These is something singularly unnerving about the following statement: "What cheers us about this kind of visit is the fact that the kind of security measures we have in place are getting better and better known," VeriSign Director of Public Policy Michael Aisenberg told Newsbytes. Not "the kind of security measures we have in place increasingly assure our customers of integrity..." but advertising your security measures for their own sake can only have negative security ramifications. Deepak Jain AiNET -----Original Message----- From: owner-nanog@merit.edu [mailto:owner-nanog@merit.edu]On Behalf Of Daniel Golding Sent: Wednesday, November 14, 2001 11:04 AM To: Sean Donelan; nanog@merit.edu Subject: RE: Photo Op: You too can have your picture taken with a.root-servers.net Interestingly, this revolving photo op with the A root name server has been going on for several years. To those who are not very technical, there is something uniquely reassuring about the idea that the internet has a "center" or a "brain". It is difficult to say why, but I speculate that the idea that the internet is easier to cripple or destroy helps government officials sleep at night, because it maintains the illusion of control. Distributed systems are much harder to control, and are disconcerting to those who's task is control of systems rather than their perpetuation. - Daniel Golding
-----Original Message----- From: owner-nanog@merit.edu [mailto:owner-nanog@merit.edu]On Behalf Of Sean Donelan Sent: Wednesday, November 14, 2001 1:03 AM To: nanog@merit.edu Subject: Photo Op: You too can have your picture taken with a.root-servers.net
I don't whether to laugh or cry. Its just a computer.

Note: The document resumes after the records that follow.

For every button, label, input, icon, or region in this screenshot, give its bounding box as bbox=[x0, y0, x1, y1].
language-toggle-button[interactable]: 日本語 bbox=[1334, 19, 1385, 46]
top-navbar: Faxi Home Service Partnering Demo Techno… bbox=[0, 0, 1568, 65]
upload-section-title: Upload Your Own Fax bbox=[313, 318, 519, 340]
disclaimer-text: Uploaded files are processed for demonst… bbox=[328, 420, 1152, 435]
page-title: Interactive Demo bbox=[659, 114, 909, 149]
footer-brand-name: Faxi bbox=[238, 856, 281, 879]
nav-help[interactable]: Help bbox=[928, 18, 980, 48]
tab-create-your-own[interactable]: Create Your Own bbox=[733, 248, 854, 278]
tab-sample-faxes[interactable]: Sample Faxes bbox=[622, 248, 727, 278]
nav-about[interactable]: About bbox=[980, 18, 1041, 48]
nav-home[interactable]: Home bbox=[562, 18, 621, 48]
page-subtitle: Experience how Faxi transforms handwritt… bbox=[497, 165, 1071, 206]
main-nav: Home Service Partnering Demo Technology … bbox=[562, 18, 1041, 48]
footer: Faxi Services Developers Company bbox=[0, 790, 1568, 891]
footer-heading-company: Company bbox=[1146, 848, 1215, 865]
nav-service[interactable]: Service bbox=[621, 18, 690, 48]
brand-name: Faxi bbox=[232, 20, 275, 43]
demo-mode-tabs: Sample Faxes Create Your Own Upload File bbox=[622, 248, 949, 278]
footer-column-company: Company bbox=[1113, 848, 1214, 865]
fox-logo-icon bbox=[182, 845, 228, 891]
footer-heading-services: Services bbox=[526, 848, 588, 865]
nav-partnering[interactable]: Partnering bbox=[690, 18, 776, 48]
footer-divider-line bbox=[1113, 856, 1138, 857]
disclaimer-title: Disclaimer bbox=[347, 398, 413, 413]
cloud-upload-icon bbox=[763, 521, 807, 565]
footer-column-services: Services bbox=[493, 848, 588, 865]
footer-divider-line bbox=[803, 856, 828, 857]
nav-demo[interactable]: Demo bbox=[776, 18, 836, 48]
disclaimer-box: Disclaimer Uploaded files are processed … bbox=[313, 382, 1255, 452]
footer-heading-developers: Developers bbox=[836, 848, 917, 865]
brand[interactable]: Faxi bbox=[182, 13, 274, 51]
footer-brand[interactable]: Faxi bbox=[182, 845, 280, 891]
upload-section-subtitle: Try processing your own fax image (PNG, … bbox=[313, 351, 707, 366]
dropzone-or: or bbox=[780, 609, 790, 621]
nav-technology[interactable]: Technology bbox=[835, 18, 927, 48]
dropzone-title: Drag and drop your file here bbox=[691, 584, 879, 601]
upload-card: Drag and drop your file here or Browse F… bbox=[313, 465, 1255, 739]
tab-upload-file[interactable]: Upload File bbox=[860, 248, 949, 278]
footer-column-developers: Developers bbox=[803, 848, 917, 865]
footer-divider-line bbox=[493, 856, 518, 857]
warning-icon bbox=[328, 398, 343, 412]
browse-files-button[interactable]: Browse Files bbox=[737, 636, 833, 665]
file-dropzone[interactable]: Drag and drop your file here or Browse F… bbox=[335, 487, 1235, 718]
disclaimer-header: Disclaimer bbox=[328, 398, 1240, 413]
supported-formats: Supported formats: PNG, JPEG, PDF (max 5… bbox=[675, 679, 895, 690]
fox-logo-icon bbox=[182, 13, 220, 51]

http://www.washtech.com/news/netarch/13672-1.html
If you destroyed the copy of the US Constitution in the National Archives in Washington DC, would that mean the end of the US Government? If someone broke into NARA and scribbled a new amendment on the tail of the parchment, would the US Government be bound to follow what ever he wrote on the Constitution? No, of course not.
The Root Zone files aren't unique historical documents, and there is nothing special about the copy on a.root-servers.net. If a tornado blew through Verisign's offices tomorrow, would it mean the end of the Internet? No. If someone corrupted Verisign's files, would that mean we have to follow the bogus records? No, we'd clean them up. Or more likely, the other operators would rollback their zone files to the previous known good copy.
Would it disrupt our operations. Yes. Would it be irrecoverable? No. The root files are important business records, and I expect the custodian to take reasonable precautions appropriate for their value. Do I expect to see machine-gun nests outside Verisign's office? No. a.root-servers.net is just a piece of hardware. If it was destroyed, we've got more.